Table 8 shows the experimental results of evaluation metrics in terms of weighted average for the six selected machine-learning algorithms derived from generated dataset. Execution time for the testing process is also calculated and shown in the table. Among six applied machine-learning algorithms Adaboost, J48, K-Nearest Neighbors (KNN), Multilayer Perceptron (MLP), Naïve Bayes, and Random Forest (RF), we have observed that based on the execution, MLP the slowest one requires 2836 s with 97.689% classification accuracy rate and on the contrary, the fastest one KNN requires only 1.2 s with 97.397% classification accuracy rate. Additionally, based on the weighted average of three evaluation metrics (Pr, Rc, and F-Measure), the highest accuracy rate refers to Naïve Bayes, Adaboost, and J48 algorithms.
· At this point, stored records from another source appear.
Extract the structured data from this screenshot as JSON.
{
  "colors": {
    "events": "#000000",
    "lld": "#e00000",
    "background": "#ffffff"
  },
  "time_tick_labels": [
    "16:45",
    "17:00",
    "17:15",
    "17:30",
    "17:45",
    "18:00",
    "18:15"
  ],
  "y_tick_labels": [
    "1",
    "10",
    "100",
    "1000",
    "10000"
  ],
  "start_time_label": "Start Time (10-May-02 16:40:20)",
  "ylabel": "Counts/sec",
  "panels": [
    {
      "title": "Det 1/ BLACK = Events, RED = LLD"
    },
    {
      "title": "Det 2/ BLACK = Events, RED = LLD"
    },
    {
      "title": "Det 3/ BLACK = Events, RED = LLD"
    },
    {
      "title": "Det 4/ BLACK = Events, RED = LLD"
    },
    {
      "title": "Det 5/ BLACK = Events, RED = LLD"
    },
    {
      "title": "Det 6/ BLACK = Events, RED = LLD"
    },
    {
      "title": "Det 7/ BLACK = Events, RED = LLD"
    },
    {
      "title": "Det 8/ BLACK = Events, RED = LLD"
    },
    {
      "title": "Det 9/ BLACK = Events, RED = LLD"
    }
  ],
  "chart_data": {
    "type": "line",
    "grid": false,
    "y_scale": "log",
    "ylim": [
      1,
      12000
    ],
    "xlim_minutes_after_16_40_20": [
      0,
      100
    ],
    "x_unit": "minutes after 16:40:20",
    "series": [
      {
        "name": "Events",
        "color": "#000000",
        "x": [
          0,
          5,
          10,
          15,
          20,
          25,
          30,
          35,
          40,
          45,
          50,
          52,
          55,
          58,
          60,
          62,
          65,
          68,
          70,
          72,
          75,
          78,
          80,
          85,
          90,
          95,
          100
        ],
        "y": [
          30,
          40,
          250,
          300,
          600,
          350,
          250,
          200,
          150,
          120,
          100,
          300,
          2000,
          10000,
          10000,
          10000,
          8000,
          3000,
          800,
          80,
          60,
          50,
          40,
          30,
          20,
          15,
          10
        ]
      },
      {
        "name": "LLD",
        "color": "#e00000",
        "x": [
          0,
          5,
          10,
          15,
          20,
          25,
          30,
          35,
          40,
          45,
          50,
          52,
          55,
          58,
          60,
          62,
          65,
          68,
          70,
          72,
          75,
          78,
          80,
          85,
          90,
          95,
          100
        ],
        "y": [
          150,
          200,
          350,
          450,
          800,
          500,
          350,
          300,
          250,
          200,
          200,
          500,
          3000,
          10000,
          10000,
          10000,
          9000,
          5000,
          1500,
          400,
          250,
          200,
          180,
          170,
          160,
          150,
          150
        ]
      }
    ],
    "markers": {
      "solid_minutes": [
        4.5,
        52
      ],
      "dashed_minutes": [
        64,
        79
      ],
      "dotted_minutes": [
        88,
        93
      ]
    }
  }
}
Considering the evaluation metrics and the execution time, Naïve Bayes is the best algorithm with the highest accuracy rate and short execution time among six applied machine-learning algorithms (Fig. 3; Table 9).

Table 8 Experimental performance result of 6 machine learning algorithms

Fig. 3

Overall performance rate of different algorithms

Table 9 Results of Naïve Bayes

As an evaluation metrics, we have used above table features which are given below:

$$ {\text{Accuracy}}:\left( {{\text{TP}} + {\text{TN}}} \right)/\left( {{\text{TP}} + {\text{TN}} + {\text{FP}} + {\text{FN}}} \right), $$

(1)

$$ {\text{TPR}}:{\text{True Positive Rate}} = {\text{TP}}/{\text{TP}} + {\text{FN}}, $$

(2)

$$ {\text{FPR}}:{\text{False Positive Rate}} = {\text{FP}}/{\text{FP}} + {\text{TN}}, $$

(3)

Precision (\({{\varvec{P}}}_{{\varvec{r}}}\)): It is the ratio of correctly classified attack flows (TP), in front of all classified flows (TP + FP).

Recall (\({{\varvec{R}}}_{{\varvec{c}}}\)): It is the ratio of correctly classified attack flows (TP), in front of all generated flows (TP + FN).

F-Measure: It is a harmonic combination of the precision and recalls into a single measure.

$$ {{\varvec{P}}}_{{\varvec{r}}} = \frac{{{\text{TP}}}}{{{\text{TP}} + {\text{FP}}}}, {{\varvec{R}}}_{{\varvec{c}}} = \frac{{{\text{TP}}}}{{{\text{TP}} + {\text{FN}}}}, {{\varvec{F}}}_{{\text{measure}}} = \frac{2}{{\frac{1}{{{\text{Pr}}}} + \frac{1}{{{\text{Rc}}}}}} $$

(4)

Matthews’s correlation coefficient (MCC): MCC is defined in terms of True Positive (TP), True Negative (TN), False Positive (FP), and False Negative (FN).

5 Conclusion and Future Work

It appears to be really difficult to completely defend the network from denial-of-service (DDoS) attacks on the internet today. In this study, we propose a system that evaluated a model called EDSONI for DoS and DDoS attacks. This article concludes that it is possible to train a Naïve Bayes that would successfully classify unseen data in different scenarios with a high accuracy in computer-generated simulation. Challenges and different DDoS prevention approaches are discussed in this paper. The proposed system can be used for the commercial purpose and it can implement as a part of firewall system to combine the working of detection and prevention systems. The enhancement can be made to check the same approach for different other attacks over the network in future.